IMAGE: Prime Minister Narendra Modi at Belur Math in Howrah district on Sunday. Photograph: Kind courtesy @narendramodi/Twitter

The Ramakrishna Math and Mission on Sunday distanced itself from Prime Minister Narendra Modi's remarks on the Citizenship (Amendment) Act, contending that it was a strictly apolitical body which did not respond to 'ephemeral' calls.

The prime minister, during his address at Belur Math -- the headquarters of Ramakrishna Mission -- said that the new law would not take away anybody's citizenship, and a section of the youth was being misguided about the Citizenship (Amendment) Act or CAA.

 

Addressing a press meet, Swami Suvirananda, the Ramakrishna Math and Mission general secretary, said, "The organisation will not comment on the prime minister's speech on CAA. We are a strictly apolitical body. We have come here after leaving our homes to answer eternal calls. We do not respond to ephemeral calls."

He said Modi was a guest and the onus was on him on what he had spoken at the Math.

"But when you have a guest... Atithi Devo Bhava is the Indian culture. And you must extend all kinds of courtesies, decencies to him. And if something you feel ought not have been told, the onus lies on the person who tells it but not on the host -- by no logic," he added.

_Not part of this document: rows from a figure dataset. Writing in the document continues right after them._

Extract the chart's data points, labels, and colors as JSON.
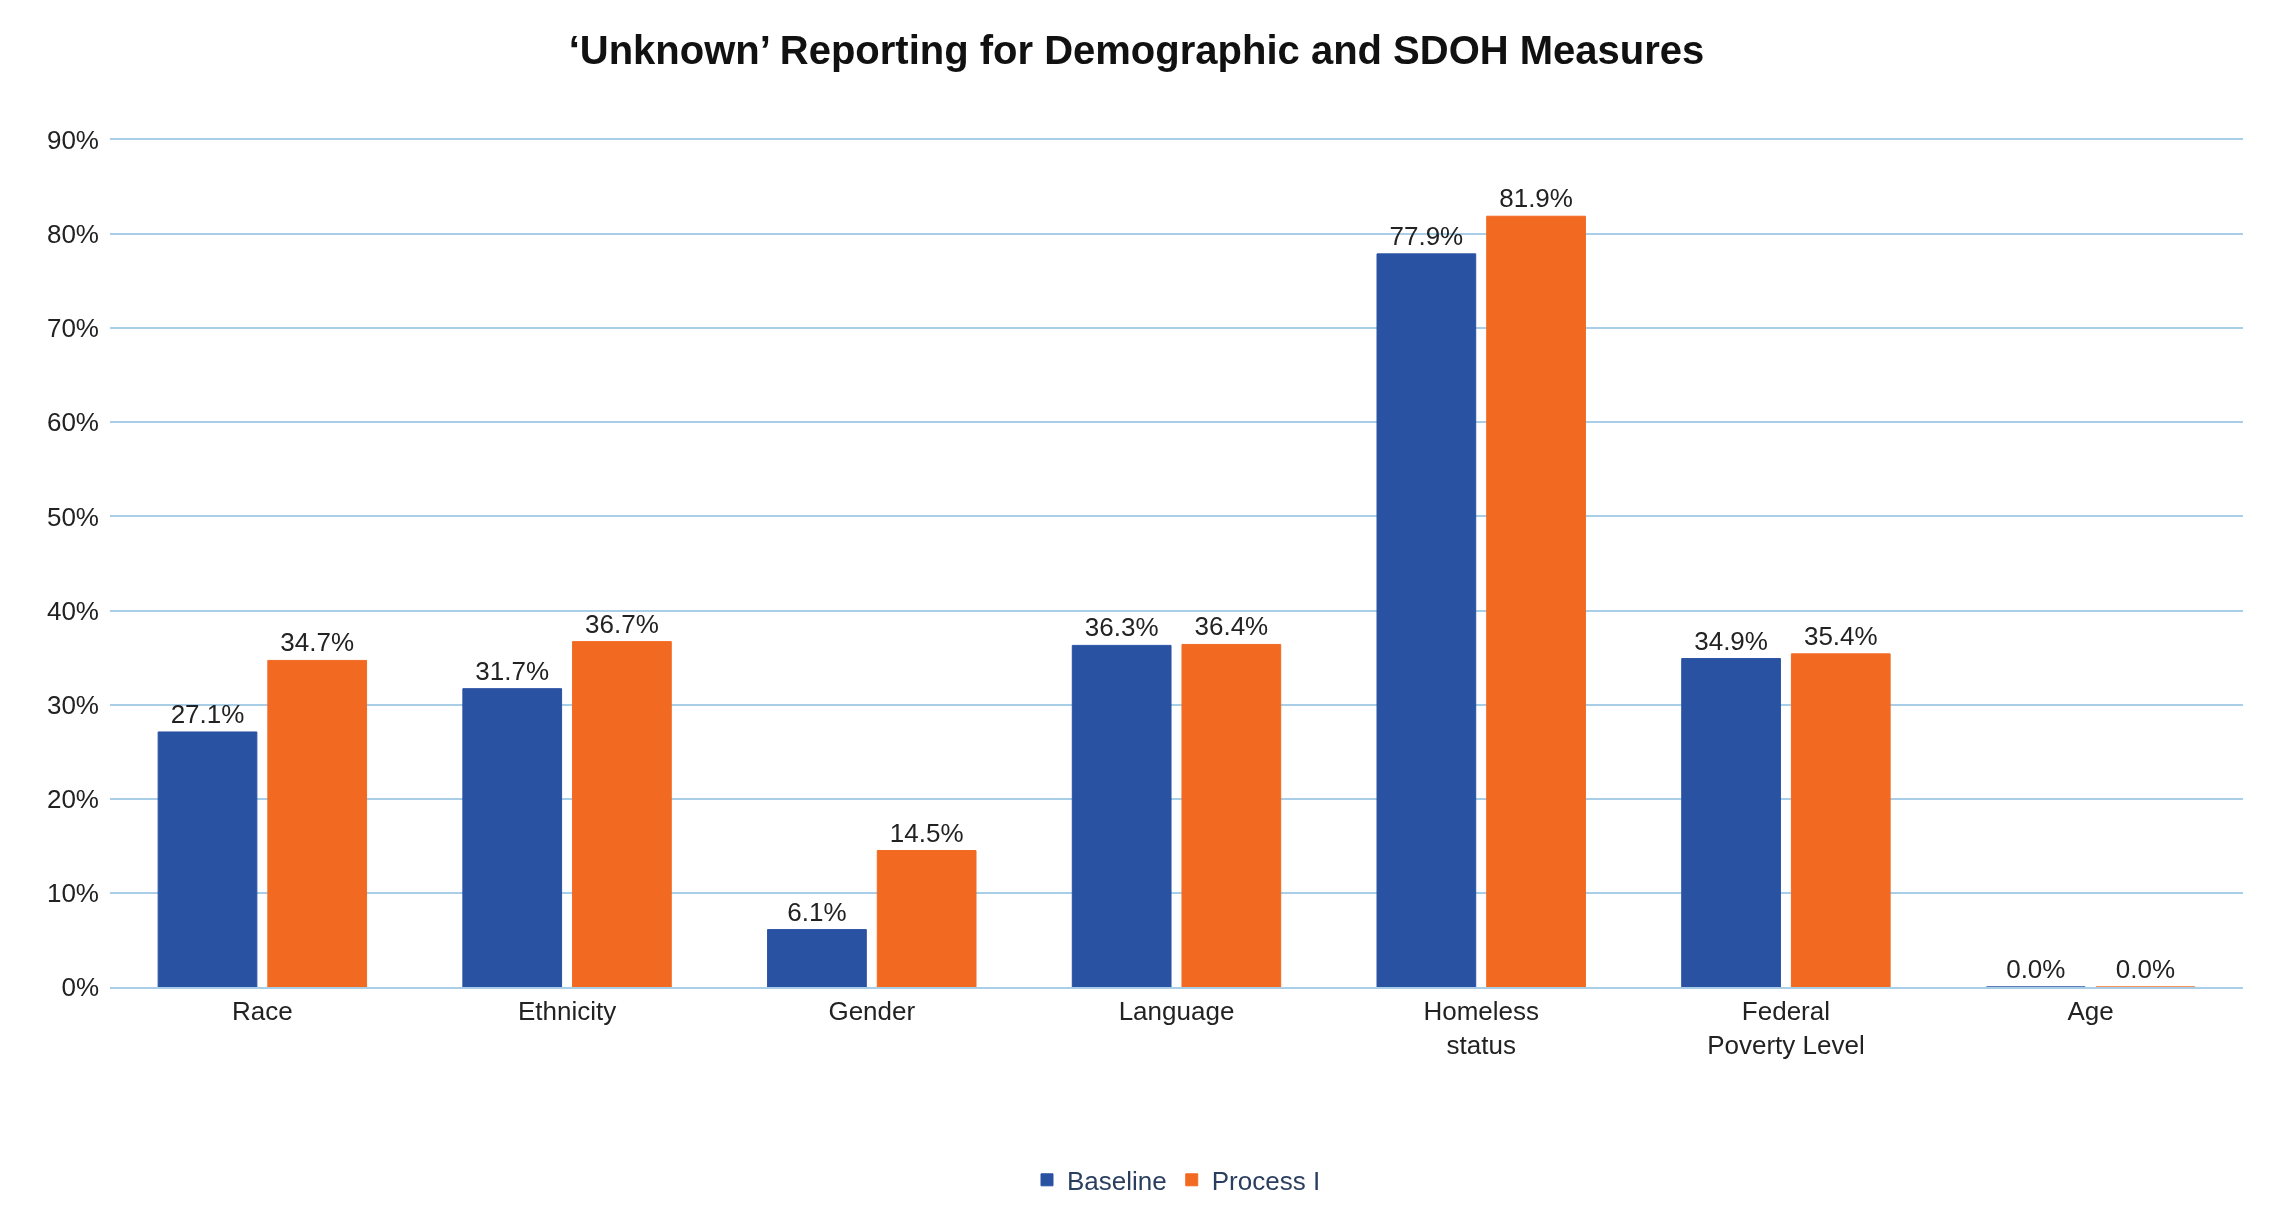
{
  "chart_data": {
    "type": "bar",
    "title": "‘Unknown’ Reporting for Demographic and SDOH Measures",
    "categories": [
      "Race",
      "Ethnicity",
      "Gender",
      "Language",
      "Homeless status",
      "Federal Poverty Level",
      "Age"
    ],
    "series": [
      {
        "name": "Baseline",
        "color": "#2a52a3",
        "values": [
          27.1,
          31.7,
          6.1,
          36.3,
          77.9,
          34.9,
          0.0
        ],
        "value_labels": [
          "27.1%",
          "31.7%",
          "6.1%",
          "36.3%",
          "77.9%",
          "34.9%",
          "0.0%"
        ]
      },
      {
        "name": "Process I",
        "color": "#f26a22",
        "values": [
          34.7,
          36.7,
          14.5,
          36.4,
          81.9,
          35.4,
          0.0
        ],
        "value_labels": [
          "34.7%",
          "36.7%",
          "14.5%",
          "36.4%",
          "81.9%",
          "35.4%",
          "0.0%"
        ]
      }
    ],
    "ylim": [
      0,
      90
    ],
    "yticks": [
      {
        "value": 0,
        "label": "0%"
      },
      {
        "value": 10,
        "label": "10%"
      },
      {
        "value": 20,
        "label": "20%"
      },
      {
        "value": 30,
        "label": "30%"
      },
      {
        "value": 40,
        "label": "40%"
      },
      {
        "value": 50,
        "label": "50%"
      },
      {
        "value": 60,
        "label": "60%"
      },
      {
        "value": 70,
        "label": "70%"
      },
      {
        "value": 80,
        "label": "80%"
      },
      {
        "value": 90,
        "label": "90%"
      }
    ],
    "grid": "y",
    "legend": "bottom"
  }
}
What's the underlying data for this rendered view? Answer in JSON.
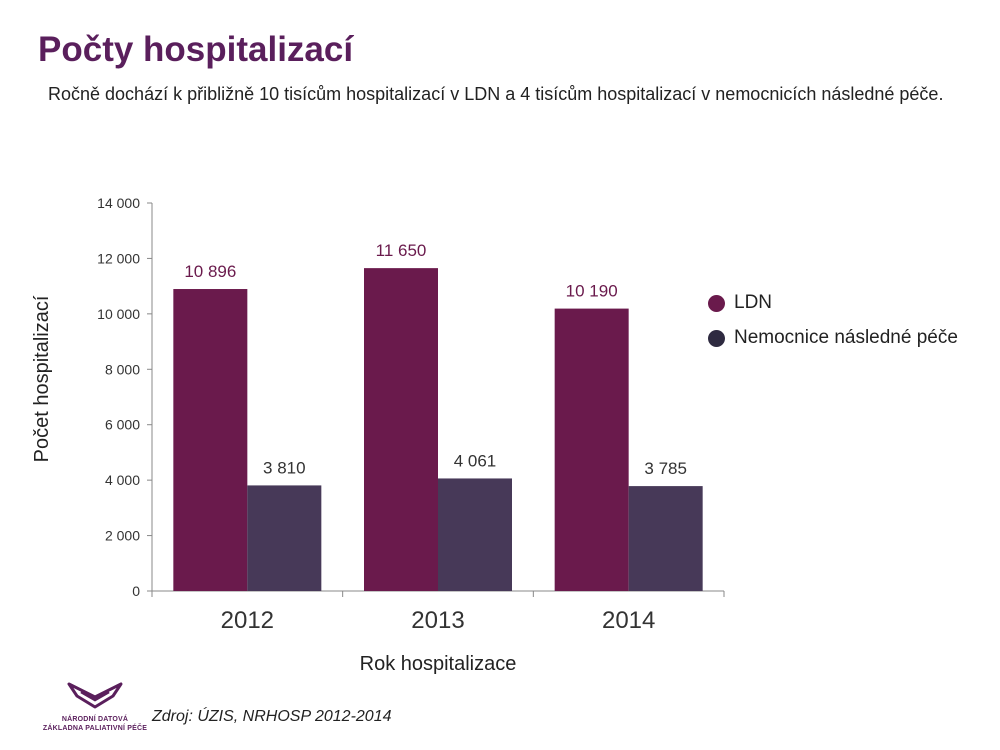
{
  "header": {
    "title": "Počty hospitalizací",
    "subtitle": "Ročně dochází k přibližně 10 tisícům hospitalizací v LDN a 4 tisícům hospitalizací v nemocnicích následné péče."
  },
  "chart_data": {
    "type": "bar",
    "categories": [
      "2012",
      "2013",
      "2014"
    ],
    "series": [
      {
        "name": "LDN",
        "values": [
          10896,
          11650,
          10190
        ],
        "labels": [
          "10 896",
          "11 650",
          "10 190"
        ],
        "color": "#6a1a4c"
      },
      {
        "name": "Nemocnice následné péče",
        "values": [
          3810,
          4061,
          3785
        ],
        "labels": [
          "3 810",
          "4 061",
          "3 785"
        ],
        "color": "#473958"
      }
    ],
    "xlabel": "Rok hospitalizace",
    "ylabel": "Počet hospitalizací",
    "ylim": [
      0,
      14000
    ],
    "yticks": [
      0,
      2000,
      4000,
      6000,
      8000,
      10000,
      12000,
      14000
    ],
    "ytick_labels": [
      "0",
      "2 000",
      "4 000",
      "6 000",
      "8 000",
      "10 000",
      "12 000",
      "14 000"
    ],
    "legend_position": "right",
    "grid": false
  },
  "footer": {
    "source": "Zdroj: ÚZIS, NRHOSP 2012-2014",
    "logo_line1": "NÁRODNÍ DATOVÁ",
    "logo_line2": "ZÁKLADNA PALIATIVNÍ PÉČE",
    "logo_color": "#5a1f5c"
  }
}
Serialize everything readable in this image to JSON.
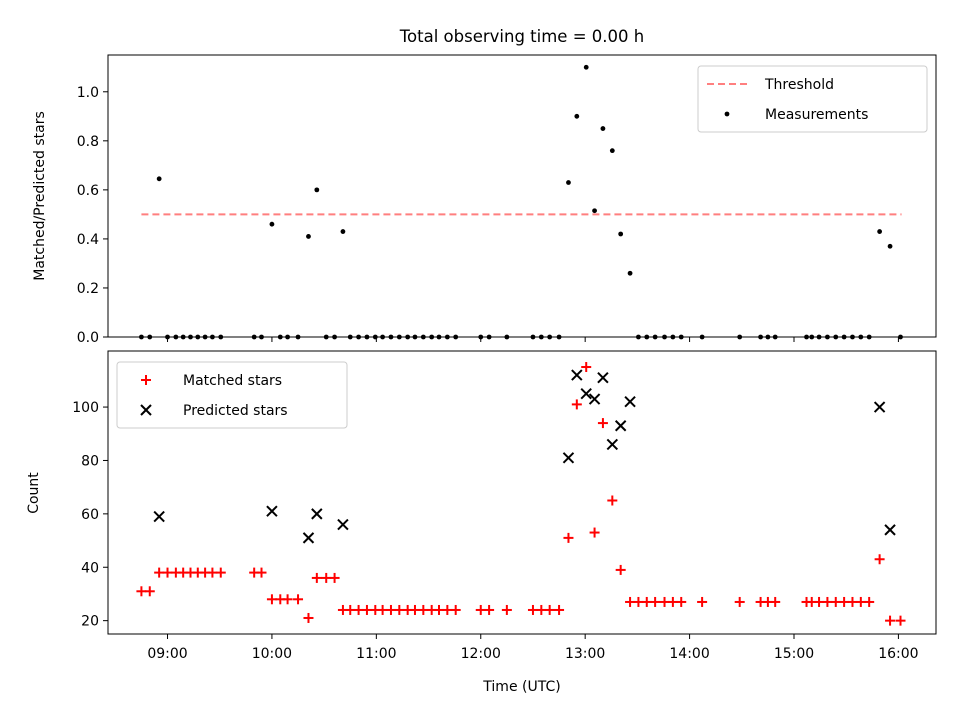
{
  "chart_data": [
    {
      "type": "scatter",
      "title": "Total observing time = 0.00 h",
      "ylabel": "Matched/Predicted stars",
      "xlabel": "",
      "ylim": [
        0,
        1.15
      ],
      "xlim": [
        8.43,
        16.36
      ],
      "yticks": [
        0.0,
        0.2,
        0.4,
        0.6,
        0.8,
        1.0
      ],
      "ytick_labels": [
        "0.0",
        "0.2",
        "0.4",
        "0.6",
        "0.8",
        "1.0"
      ],
      "xticks": [
        9,
        10,
        11,
        12,
        13,
        14,
        15,
        16
      ],
      "legend": {
        "position": "top-right",
        "entries": [
          "Threshold",
          "Measurements"
        ]
      },
      "threshold": {
        "name": "Threshold",
        "y": 0.5,
        "x_range": [
          8.75,
          16.03
        ],
        "color": "#ff7f7f"
      },
      "series": [
        {
          "name": "Measurements",
          "color": "#000000",
          "points": [
            [
              8.75,
              0
            ],
            [
              8.83,
              0
            ],
            [
              8.92,
              0.645
            ],
            [
              9.0,
              0
            ],
            [
              9.08,
              0
            ],
            [
              9.15,
              0
            ],
            [
              9.22,
              0
            ],
            [
              9.29,
              0
            ],
            [
              9.36,
              0
            ],
            [
              9.43,
              0
            ],
            [
              9.51,
              0
            ],
            [
              9.83,
              0
            ],
            [
              9.9,
              0
            ],
            [
              10.0,
              0.46
            ],
            [
              10.08,
              0
            ],
            [
              10.15,
              0
            ],
            [
              10.25,
              0
            ],
            [
              10.35,
              0.41
            ],
            [
              10.43,
              0.6
            ],
            [
              10.52,
              0
            ],
            [
              10.6,
              0
            ],
            [
              10.68,
              0.43
            ],
            [
              10.75,
              0
            ],
            [
              10.83,
              0
            ],
            [
              10.91,
              0
            ],
            [
              10.99,
              0
            ],
            [
              11.06,
              0
            ],
            [
              11.14,
              0
            ],
            [
              11.22,
              0
            ],
            [
              11.3,
              0
            ],
            [
              11.37,
              0
            ],
            [
              11.45,
              0
            ],
            [
              11.53,
              0
            ],
            [
              11.6,
              0
            ],
            [
              11.68,
              0
            ],
            [
              11.76,
              0
            ],
            [
              12.0,
              0
            ],
            [
              12.08,
              0
            ],
            [
              12.25,
              0
            ],
            [
              12.5,
              0
            ],
            [
              12.58,
              0
            ],
            [
              12.66,
              0
            ],
            [
              12.75,
              0
            ],
            [
              12.84,
              0.63
            ],
            [
              12.92,
              0.9
            ],
            [
              13.01,
              1.1
            ],
            [
              13.09,
              0.515
            ],
            [
              13.17,
              0.85
            ],
            [
              13.26,
              0.76
            ],
            [
              13.34,
              0.42
            ],
            [
              13.43,
              0.26
            ],
            [
              13.51,
              0
            ],
            [
              13.59,
              0
            ],
            [
              13.67,
              0
            ],
            [
              13.76,
              0
            ],
            [
              13.84,
              0
            ],
            [
              13.92,
              0
            ],
            [
              14.12,
              0
            ],
            [
              14.48,
              0
            ],
            [
              14.68,
              0
            ],
            [
              14.75,
              0
            ],
            [
              14.82,
              0
            ],
            [
              15.12,
              0
            ],
            [
              15.17,
              0
            ],
            [
              15.24,
              0
            ],
            [
              15.32,
              0
            ],
            [
              15.4,
              0
            ],
            [
              15.48,
              0
            ],
            [
              15.56,
              0
            ],
            [
              15.64,
              0
            ],
            [
              15.72,
              0
            ],
            [
              15.82,
              0.43
            ],
            [
              15.92,
              0.37
            ],
            [
              16.02,
              0
            ]
          ]
        }
      ]
    },
    {
      "type": "scatter",
      "title": "",
      "xlabel": "Time (UTC)",
      "ylabel": "Count",
      "ylim": [
        15,
        121
      ],
      "xlim": [
        8.43,
        16.36
      ],
      "yticks": [
        20,
        40,
        60,
        80,
        100
      ],
      "ytick_labels": [
        "20",
        "40",
        "60",
        "80",
        "100"
      ],
      "xticks": [
        9,
        10,
        11,
        12,
        13,
        14,
        15,
        16
      ],
      "xtick_labels": [
        "09:00",
        "10:00",
        "11:00",
        "12:00",
        "13:00",
        "14:00",
        "15:00",
        "16:00"
      ],
      "legend": {
        "position": "top-left",
        "entries": [
          "Matched stars",
          "Predicted stars"
        ]
      },
      "series": [
        {
          "name": "Matched stars",
          "color": "#ff0000",
          "marker": "+",
          "points": [
            [
              8.75,
              31
            ],
            [
              8.83,
              31
            ],
            [
              8.92,
              38
            ],
            [
              9.0,
              38
            ],
            [
              9.08,
              38
            ],
            [
              9.15,
              38
            ],
            [
              9.22,
              38
            ],
            [
              9.29,
              38
            ],
            [
              9.36,
              38
            ],
            [
              9.43,
              38
            ],
            [
              9.51,
              38
            ],
            [
              9.83,
              38
            ],
            [
              9.9,
              38
            ],
            [
              10.0,
              28
            ],
            [
              10.08,
              28
            ],
            [
              10.15,
              28
            ],
            [
              10.25,
              28
            ],
            [
              10.35,
              21
            ],
            [
              10.43,
              36
            ],
            [
              10.52,
              36
            ],
            [
              10.6,
              36
            ],
            [
              10.68,
              24
            ],
            [
              10.75,
              24
            ],
            [
              10.83,
              24
            ],
            [
              10.91,
              24
            ],
            [
              10.99,
              24
            ],
            [
              11.06,
              24
            ],
            [
              11.14,
              24
            ],
            [
              11.22,
              24
            ],
            [
              11.3,
              24
            ],
            [
              11.37,
              24
            ],
            [
              11.45,
              24
            ],
            [
              11.53,
              24
            ],
            [
              11.6,
              24
            ],
            [
              11.68,
              24
            ],
            [
              11.76,
              24
            ],
            [
              12.0,
              24
            ],
            [
              12.08,
              24
            ],
            [
              12.25,
              24
            ],
            [
              12.5,
              24
            ],
            [
              12.58,
              24
            ],
            [
              12.66,
              24
            ],
            [
              12.75,
              24
            ],
            [
              12.84,
              51
            ],
            [
              12.92,
              101
            ],
            [
              13.01,
              115
            ],
            [
              13.09,
              53
            ],
            [
              13.17,
              94
            ],
            [
              13.26,
              65
            ],
            [
              13.34,
              39
            ],
            [
              13.43,
              27
            ],
            [
              13.51,
              27
            ],
            [
              13.59,
              27
            ],
            [
              13.67,
              27
            ],
            [
              13.76,
              27
            ],
            [
              13.84,
              27
            ],
            [
              13.92,
              27
            ],
            [
              14.12,
              27
            ],
            [
              14.48,
              27
            ],
            [
              14.68,
              27
            ],
            [
              14.75,
              27
            ],
            [
              14.82,
              27
            ],
            [
              15.12,
              27
            ],
            [
              15.17,
              27
            ],
            [
              15.24,
              27
            ],
            [
              15.32,
              27
            ],
            [
              15.4,
              27
            ],
            [
              15.48,
              27
            ],
            [
              15.56,
              27
            ],
            [
              15.64,
              27
            ],
            [
              15.72,
              27
            ],
            [
              15.82,
              43
            ],
            [
              15.92,
              20
            ],
            [
              16.02,
              20
            ]
          ]
        },
        {
          "name": "Predicted stars",
          "color": "#000000",
          "marker": "x",
          "points": [
            [
              8.92,
              59
            ],
            [
              10.0,
              61
            ],
            [
              10.35,
              51
            ],
            [
              10.43,
              60
            ],
            [
              10.68,
              56
            ],
            [
              12.84,
              81
            ],
            [
              12.92,
              112
            ],
            [
              13.01,
              105
            ],
            [
              13.09,
              103
            ],
            [
              13.17,
              111
            ],
            [
              13.26,
              86
            ],
            [
              13.34,
              93
            ],
            [
              13.43,
              102
            ],
            [
              15.82,
              100
            ],
            [
              15.92,
              54
            ]
          ]
        }
      ]
    }
  ]
}
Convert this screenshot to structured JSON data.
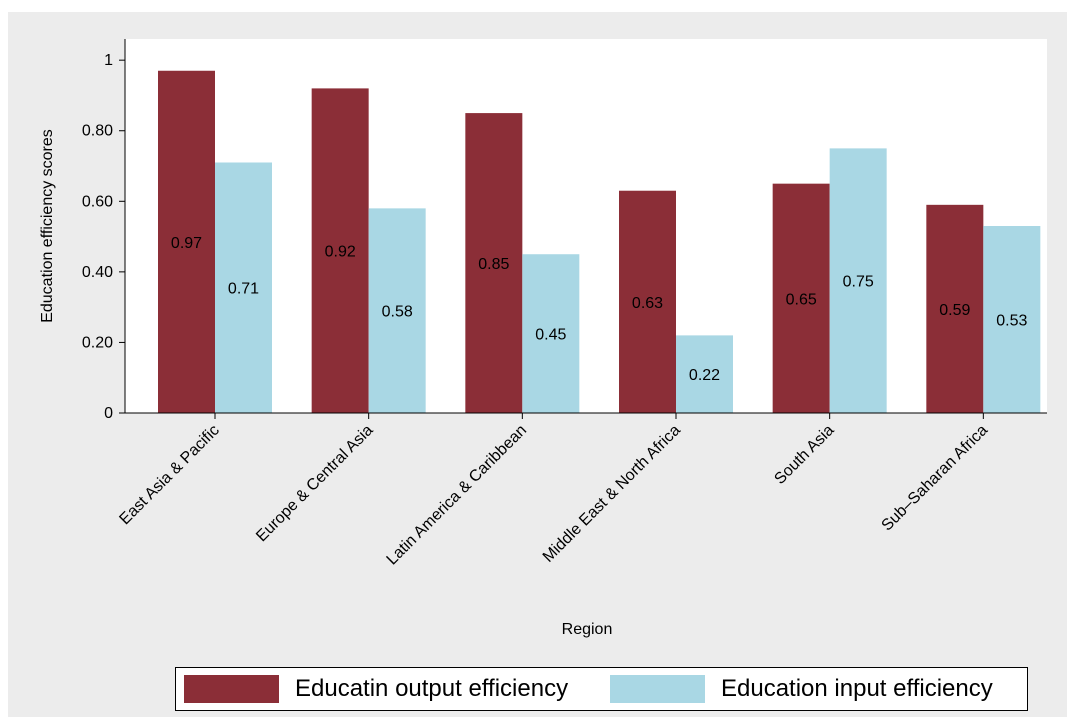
{
  "chart_data": {
    "type": "bar",
    "categories": [
      "East Asia & Pacific",
      "Europe & Central Asia",
      "Latin America & Caribbean",
      "Middle East & North Africa",
      "South Asia",
      "Sub–Saharan Africa"
    ],
    "series": [
      {
        "name": "Educatin output efficiency",
        "color": "#8b2e37",
        "values": [
          0.97,
          0.92,
          0.85,
          0.63,
          0.65,
          0.59
        ]
      },
      {
        "name": "Education input efficiency",
        "color": "#a9d7e4",
        "values": [
          0.71,
          0.58,
          0.45,
          0.22,
          0.75,
          0.53
        ]
      }
    ],
    "data_labels": [
      [
        "0.97",
        "0.92",
        "0.85",
        "0.63",
        "0.65",
        "0.59"
      ],
      [
        "0.71",
        "0.58",
        "0.45",
        "0.22",
        "0.75",
        "0.53"
      ]
    ],
    "xlabel": "Region",
    "ylabel": "Education  efficiency scores",
    "ylim": [
      0,
      1.06
    ],
    "yticks": [
      0,
      0.2,
      0.4,
      0.6,
      0.8,
      1
    ],
    "ytick_labels": [
      "0",
      "0.20",
      "0.40",
      "0.60",
      "0.80",
      "1"
    ],
    "grid": false,
    "legend_position": "bottom"
  }
}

Swami Suvirananda further said that both Modi and Chief Minister Mamata Banerjee are not politicians but leaders holding constitutional posts.

"They represent the Constitution of India as they have a statutory post. Mamata Banerjee is the leader of West Bengal and Modi is the leader of India," he noted.

Asked whether Modi's speech on the CAA was an attempt to 'saffronise' the Mission, Swami Suvirananda said, "We are already saffron but that doesn't mean that we are saffron in the sense that is being interpreted in politics today."

He said the Mission believes in inclusivity and is the only order in the world where the monks do not cast their votes.

"We are apolitical to that extent that our monks do not cast votes. The only order in the world which does not cast votes.

"We are inclusive as an organisation, only order in the world which has monks from Hindus sects and from even Islam... Islamic people from Iran and Iraq. Ours is the only organisation which has Christian monks, hundreds in numbers, Buddhist monks and we live like brothers, more brotherly than the brother born to same parents... What more inclusiveness do you want?" he said.

Modi, who came to the city on Saturday evening on a two-day trip to attend 150 years celebrations of the Kolkata Port Trust, spent a night at the Math in Belur.

The prime minister described his visit to the Math as a 'homecoming'.